On 15 August 2017 at 4:52 p.m. NST, a massive blackout hit northern half of Taiwan, affecting 6.68 million households. Electricity rationing was implemented at 6:00 p.m. and the blackout fully ended at 9:40 p.m. The power outage is also known as the 815 blackout (815全台大停電).

==Event==

===Power plant===
During the power supply equipment replacement for a control system of the metering station at Tatan Power Plant in Guanyin District, Taoyuan City by a contractor of CPC Corporation, the worker did not switch the system from auto mode to manual mode before starting the work, causing the two gas supply pipe valves to close and stop the supply of liquefied natural gas fuel source for two minutes. Six generators of the power plant fully tripped due to that, disrupting the supply of 4 GW of electricity.

===Public===
Residents in major cities in northern Taiwan reported slow-moving traffic, stalled lifts or gondolas, and no air conditioning. Some emergency services were called to rescue trapped people and the police were manually directing traffic. And before 2017 Summer Universiade.

==Reactions==
Taipower responded by offering one day electricity charge cut from each household bill, which resulted in NT$270 million of revenue loss to the company.

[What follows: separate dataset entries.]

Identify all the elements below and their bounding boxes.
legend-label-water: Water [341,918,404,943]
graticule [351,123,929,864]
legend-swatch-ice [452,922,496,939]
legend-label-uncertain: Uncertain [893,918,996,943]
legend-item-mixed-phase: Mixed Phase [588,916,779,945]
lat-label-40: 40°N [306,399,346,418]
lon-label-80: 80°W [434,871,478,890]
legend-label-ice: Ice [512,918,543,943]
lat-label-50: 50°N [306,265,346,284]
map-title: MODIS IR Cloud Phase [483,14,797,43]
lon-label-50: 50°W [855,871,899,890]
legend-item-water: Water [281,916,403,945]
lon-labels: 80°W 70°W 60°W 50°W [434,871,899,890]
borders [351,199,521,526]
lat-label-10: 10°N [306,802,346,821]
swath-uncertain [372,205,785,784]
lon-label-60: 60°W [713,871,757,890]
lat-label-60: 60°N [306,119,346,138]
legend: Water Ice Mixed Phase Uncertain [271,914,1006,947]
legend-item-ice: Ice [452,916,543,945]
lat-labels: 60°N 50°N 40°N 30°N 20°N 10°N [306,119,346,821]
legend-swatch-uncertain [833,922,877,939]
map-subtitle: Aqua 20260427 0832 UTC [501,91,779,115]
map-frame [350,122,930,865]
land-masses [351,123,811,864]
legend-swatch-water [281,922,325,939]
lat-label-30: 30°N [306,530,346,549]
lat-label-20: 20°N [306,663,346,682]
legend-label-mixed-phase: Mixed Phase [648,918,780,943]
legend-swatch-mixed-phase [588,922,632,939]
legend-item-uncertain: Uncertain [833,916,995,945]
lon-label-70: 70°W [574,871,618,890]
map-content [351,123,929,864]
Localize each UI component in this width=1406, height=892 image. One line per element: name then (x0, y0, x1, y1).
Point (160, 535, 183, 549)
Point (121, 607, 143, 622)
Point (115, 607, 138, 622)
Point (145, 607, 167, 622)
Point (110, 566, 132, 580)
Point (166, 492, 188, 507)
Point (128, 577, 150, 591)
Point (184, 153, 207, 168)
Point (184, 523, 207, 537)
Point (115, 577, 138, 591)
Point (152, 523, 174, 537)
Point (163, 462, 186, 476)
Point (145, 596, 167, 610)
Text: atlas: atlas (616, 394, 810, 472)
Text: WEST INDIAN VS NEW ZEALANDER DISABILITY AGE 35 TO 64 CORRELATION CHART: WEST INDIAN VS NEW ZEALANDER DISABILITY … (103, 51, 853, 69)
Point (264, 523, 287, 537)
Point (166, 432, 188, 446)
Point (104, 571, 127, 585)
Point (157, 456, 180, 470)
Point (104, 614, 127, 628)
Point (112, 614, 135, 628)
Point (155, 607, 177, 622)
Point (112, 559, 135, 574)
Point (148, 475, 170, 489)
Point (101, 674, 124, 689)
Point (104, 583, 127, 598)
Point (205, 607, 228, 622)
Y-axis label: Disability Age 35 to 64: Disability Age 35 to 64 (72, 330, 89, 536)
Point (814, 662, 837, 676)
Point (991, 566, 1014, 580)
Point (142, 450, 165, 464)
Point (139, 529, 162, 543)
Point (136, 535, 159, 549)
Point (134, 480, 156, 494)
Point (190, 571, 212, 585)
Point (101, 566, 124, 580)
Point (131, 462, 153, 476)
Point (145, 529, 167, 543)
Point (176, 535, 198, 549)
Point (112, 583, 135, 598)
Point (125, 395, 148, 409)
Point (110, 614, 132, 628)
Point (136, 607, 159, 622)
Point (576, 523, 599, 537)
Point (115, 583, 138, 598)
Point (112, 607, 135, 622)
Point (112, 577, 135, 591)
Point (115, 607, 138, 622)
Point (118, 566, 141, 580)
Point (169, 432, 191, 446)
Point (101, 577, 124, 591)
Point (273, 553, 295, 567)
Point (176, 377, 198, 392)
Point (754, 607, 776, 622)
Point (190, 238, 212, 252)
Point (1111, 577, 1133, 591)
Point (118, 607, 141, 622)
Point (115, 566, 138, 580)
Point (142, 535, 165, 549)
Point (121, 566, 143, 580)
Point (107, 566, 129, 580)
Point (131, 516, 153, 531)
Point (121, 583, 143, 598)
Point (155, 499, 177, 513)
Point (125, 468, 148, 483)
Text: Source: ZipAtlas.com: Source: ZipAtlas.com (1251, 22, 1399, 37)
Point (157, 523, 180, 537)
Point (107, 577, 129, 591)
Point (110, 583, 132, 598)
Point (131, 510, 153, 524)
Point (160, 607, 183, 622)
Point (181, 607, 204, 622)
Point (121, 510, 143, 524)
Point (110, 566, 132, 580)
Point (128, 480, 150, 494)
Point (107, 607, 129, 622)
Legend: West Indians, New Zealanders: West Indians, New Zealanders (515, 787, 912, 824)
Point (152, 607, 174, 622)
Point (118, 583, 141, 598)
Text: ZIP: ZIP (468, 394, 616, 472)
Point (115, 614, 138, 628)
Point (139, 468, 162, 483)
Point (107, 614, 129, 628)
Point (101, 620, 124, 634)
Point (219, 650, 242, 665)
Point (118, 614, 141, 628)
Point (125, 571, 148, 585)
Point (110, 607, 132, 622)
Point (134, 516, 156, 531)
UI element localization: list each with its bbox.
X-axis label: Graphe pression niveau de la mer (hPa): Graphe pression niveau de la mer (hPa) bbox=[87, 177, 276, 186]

President Tsai Ing-wen apologized to the people of Taiwan through her Facebook page, stating that electricity supply is a national security issue.

Economic Affairs Minister Lee Chih-kung resigned shortly afterwards to take responsibility. Premier Lin Chuan appointed Deputy Minister Shen Jong-chin as acting Minister to replace Lee.

CPC Corporation Chairperson Chen Chin-te resigned three days afterwards to take responsibility of the event which was then replaced by acting Chairperson Yang Wei-fuu. His resignation also was accepted by Premier Lin.

==Damages==
The blackout caused at least NT$100 million (about US$3 million) of loss or damages to over 150 companies in industrial parks and export processing zones.

==Aftermaths==
President Tsai promised that her administration would conduct a comprehensive review of the electrical grid of Taiwan to reexamine and strengthen it.